Doch auch wenn dieses Manko einen hässlichen Fleck auf der sonst so strahlend weißen Gameplay-Weste hinterlässt, gelingt es der Geschichte und den Figuren, das Spiel ins Ziel zu tragen. Episode 2 spielt damit den Vorteil einer Serie aus. Selbst die simple Rettung Eurer geliebten Alyx an der Seite eines talentierten Vortigaunts – die freundlichen Aliens –, wird durch die Sorge um die vertraute Mitstreiterin zu einer emotionalen Achterbahnfahrt.

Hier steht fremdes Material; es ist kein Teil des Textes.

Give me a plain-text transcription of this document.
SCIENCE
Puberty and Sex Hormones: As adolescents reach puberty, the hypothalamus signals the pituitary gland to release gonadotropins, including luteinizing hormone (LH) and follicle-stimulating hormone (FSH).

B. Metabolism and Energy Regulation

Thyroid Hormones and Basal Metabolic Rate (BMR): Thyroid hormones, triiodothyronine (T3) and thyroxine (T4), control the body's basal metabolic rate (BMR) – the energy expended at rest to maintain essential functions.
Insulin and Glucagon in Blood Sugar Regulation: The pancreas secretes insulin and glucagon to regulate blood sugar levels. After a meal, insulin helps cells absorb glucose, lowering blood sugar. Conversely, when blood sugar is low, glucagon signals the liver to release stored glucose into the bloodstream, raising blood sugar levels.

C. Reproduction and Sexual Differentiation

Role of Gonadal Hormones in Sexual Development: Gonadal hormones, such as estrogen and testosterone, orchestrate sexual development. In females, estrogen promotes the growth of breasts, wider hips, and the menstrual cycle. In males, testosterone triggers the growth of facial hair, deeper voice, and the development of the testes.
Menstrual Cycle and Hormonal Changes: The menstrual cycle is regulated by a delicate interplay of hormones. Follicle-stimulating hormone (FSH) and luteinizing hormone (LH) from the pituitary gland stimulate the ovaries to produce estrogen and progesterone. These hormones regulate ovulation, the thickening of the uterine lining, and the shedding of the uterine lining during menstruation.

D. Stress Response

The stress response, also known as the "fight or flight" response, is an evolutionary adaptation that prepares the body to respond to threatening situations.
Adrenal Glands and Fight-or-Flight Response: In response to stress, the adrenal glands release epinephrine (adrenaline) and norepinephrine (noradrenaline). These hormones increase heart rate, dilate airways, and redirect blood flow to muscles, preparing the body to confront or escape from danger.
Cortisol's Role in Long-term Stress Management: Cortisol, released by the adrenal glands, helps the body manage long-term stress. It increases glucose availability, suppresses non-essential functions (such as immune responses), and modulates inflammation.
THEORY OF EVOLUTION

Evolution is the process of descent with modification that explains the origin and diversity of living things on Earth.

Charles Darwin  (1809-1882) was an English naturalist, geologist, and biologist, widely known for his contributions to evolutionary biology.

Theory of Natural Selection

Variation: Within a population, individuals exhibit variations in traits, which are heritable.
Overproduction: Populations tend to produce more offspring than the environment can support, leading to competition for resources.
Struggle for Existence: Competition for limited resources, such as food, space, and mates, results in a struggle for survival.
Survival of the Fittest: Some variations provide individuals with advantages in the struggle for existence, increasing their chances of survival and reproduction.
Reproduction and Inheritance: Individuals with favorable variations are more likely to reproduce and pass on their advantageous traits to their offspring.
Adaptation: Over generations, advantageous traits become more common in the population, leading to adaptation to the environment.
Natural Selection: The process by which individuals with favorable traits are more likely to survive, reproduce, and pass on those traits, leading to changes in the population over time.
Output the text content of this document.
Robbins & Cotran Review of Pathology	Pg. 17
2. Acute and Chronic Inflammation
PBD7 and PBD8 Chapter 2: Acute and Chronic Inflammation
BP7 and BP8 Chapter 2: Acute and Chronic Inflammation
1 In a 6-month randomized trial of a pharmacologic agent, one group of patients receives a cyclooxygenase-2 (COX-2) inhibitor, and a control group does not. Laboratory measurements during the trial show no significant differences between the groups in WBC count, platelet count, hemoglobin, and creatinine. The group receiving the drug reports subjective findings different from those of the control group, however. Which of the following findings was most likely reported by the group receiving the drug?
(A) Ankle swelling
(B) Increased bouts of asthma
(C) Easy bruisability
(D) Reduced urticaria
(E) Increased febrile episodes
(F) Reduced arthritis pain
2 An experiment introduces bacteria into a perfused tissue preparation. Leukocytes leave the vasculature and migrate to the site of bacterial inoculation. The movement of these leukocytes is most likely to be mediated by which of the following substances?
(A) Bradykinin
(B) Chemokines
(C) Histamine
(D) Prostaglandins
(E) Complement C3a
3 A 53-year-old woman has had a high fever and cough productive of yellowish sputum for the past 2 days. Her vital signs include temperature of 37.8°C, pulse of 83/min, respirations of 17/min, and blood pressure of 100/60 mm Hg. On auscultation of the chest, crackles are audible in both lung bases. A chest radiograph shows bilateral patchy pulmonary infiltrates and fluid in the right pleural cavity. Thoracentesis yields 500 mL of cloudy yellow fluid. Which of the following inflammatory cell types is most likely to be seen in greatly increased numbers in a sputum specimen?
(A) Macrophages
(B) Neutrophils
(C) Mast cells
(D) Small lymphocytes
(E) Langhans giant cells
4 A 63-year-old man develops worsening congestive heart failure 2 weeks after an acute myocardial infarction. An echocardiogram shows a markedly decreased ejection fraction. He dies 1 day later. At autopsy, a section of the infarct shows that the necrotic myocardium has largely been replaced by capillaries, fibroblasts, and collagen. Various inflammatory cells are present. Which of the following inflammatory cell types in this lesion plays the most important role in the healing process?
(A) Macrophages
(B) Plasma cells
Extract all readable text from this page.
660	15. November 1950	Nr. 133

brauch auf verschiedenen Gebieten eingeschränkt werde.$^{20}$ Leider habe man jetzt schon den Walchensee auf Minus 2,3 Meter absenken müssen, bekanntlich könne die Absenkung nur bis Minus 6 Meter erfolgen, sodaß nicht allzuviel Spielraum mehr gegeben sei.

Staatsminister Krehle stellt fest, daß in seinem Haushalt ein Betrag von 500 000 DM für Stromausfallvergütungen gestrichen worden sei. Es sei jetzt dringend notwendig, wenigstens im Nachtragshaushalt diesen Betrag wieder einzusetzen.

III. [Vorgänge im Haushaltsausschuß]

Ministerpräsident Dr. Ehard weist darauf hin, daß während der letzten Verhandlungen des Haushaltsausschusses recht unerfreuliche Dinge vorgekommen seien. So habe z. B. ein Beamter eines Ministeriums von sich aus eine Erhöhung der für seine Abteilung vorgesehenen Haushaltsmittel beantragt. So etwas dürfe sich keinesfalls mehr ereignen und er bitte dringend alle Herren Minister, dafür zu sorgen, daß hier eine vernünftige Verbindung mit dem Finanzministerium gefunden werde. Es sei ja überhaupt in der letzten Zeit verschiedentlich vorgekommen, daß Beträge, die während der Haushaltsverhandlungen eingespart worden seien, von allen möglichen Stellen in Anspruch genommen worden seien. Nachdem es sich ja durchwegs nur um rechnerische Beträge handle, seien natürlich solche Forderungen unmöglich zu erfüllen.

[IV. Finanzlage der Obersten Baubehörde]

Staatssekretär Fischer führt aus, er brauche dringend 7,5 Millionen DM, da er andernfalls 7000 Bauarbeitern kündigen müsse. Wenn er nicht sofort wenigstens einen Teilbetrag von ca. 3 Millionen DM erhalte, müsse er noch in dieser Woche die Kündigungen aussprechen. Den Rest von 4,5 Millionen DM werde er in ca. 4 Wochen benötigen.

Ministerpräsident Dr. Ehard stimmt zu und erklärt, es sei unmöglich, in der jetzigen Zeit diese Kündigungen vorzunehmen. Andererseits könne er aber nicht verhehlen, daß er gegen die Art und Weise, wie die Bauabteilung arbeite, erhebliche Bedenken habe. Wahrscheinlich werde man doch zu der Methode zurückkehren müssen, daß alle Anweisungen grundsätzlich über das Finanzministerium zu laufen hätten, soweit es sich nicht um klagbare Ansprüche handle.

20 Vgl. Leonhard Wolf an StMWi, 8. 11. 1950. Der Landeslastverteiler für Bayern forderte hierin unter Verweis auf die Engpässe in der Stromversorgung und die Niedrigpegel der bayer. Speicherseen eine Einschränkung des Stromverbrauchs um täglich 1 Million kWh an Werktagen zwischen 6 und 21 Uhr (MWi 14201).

Von der restlichen Story darf man nicht zu viel verraten, denn sie macht einen Großteil der Faszination aus. Dank der vielen Wendungen und Überraschungen wird die Handlung nämlich zu einem packenden Erlebnis, das selbst kleine Rätsel und Sprungeinlagen mit Leben erfüllt. Alle Figuren sind miteinander verbunden und sprühen vor Charme. Die Vergangenheit und die Zukunft werden durch lockere Dialoge, witzige Anspielungen und – so schwülstig es klingt – „echte Gefühle“ zu einem stimmigen Gesamtbild verschmolzen. Wenn zum Beispiel der Vortigaunt süffisant erwähnt, dass es kein Loch gibt, aus dem „Der Freeman“ nicht schon einmal geklettert ist, kann man sich ein Lächeln einfach nicht verkneifen.
Bei der Präsentation ist natürlich auch die zweite Episode über jeden Zweifel erhaben. Die Grafik-Engine mag zwar nicht mehr auf dem neuesten Stand sein, doch das Können der Valve-Designer macht das Spiel auch optisch zu einem echten Hingucker. Auch die Musikuntermalung lässt sich eher mit einer aufwändigen Hollywood-Produktion, als mit einem 08/15-Shooter vergleichen. Dank der sparsamen Hardware-Anforderungen können selbst Mittelklasse-PCs den Titel in ihrer ganzen Pracht präsentieren, ohne jemals unter 30 Frames pro Sekunde zu fallen – das nenne ich mal echte Massenmarkt-Kompatibilität.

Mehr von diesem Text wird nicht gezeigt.